Modify your parallelMergeSort()
so that below a certain length of the slice it stops spawning new goroutines and instead calls the sequential mergeSort()
.
Experiment with different thresholds and try to empirically find an optimal one that provides the biggest speed-up.
You should use benchmarks and plot graphs to find the optimal value.
Hint 1
Fix the array length to 1 << 22
(4194304).
Vary the size of the limit from 1
to 1 << 22
, doubling the limit on each iteration.
Plot bar charts of Limit against Time and find the most appropriate limit.
Hint 2
If you define your sub-benchmark name as fmt.Sprintf("%d_%d", size, limit)
, you can extract the limit length in Python using:
benchmark_data['limit'] = benchmark_data['name'].str.extract('_(\d+)')
Our analysis...
In our experiments on an 8 core machine we have found that for an array of length 1 << 22
(4194304), limits between 1 << 9
(512) and 1 << 19
(524288) performed very well, with small differences likely due to noise. The limit of 1 << 13
(8192) seems like the best candidate. The Intel Core i5 processor that we ran the merge sort on has one block of 32KiB L1 cache for each core. This means we can fit exactly 8192 32-bit integers in that space. However, to make this conclusion, we would need to measure performance more thoroughly, especially with different array sizes.

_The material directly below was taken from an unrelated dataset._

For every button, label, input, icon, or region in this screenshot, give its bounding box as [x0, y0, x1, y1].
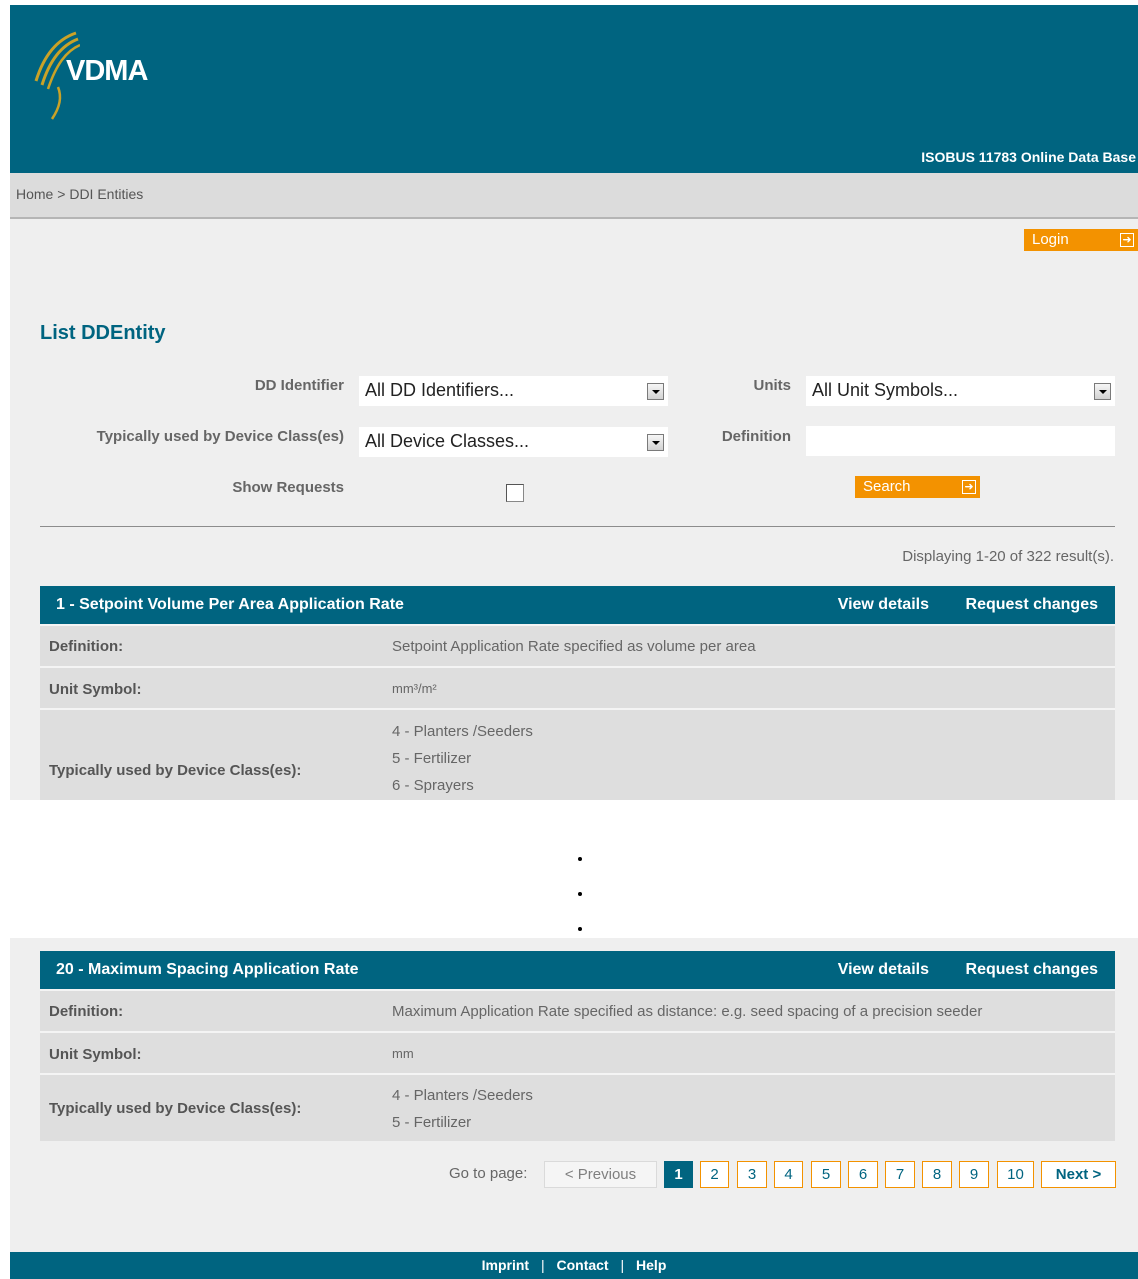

Our results are presented below. Yours may be quite different, due to differences in implementation and hardware as well as random noise.
Thresholds lower than the optimum (left side of the graph) cause a bottleneck due to goroutine creation and communication. Thresholds greater than the optimum (right side of the graph) cause more cache misses and eventually reduce the level of parallelism. When the limit is equal to the size of the initial slice the algorithm stops being parallel.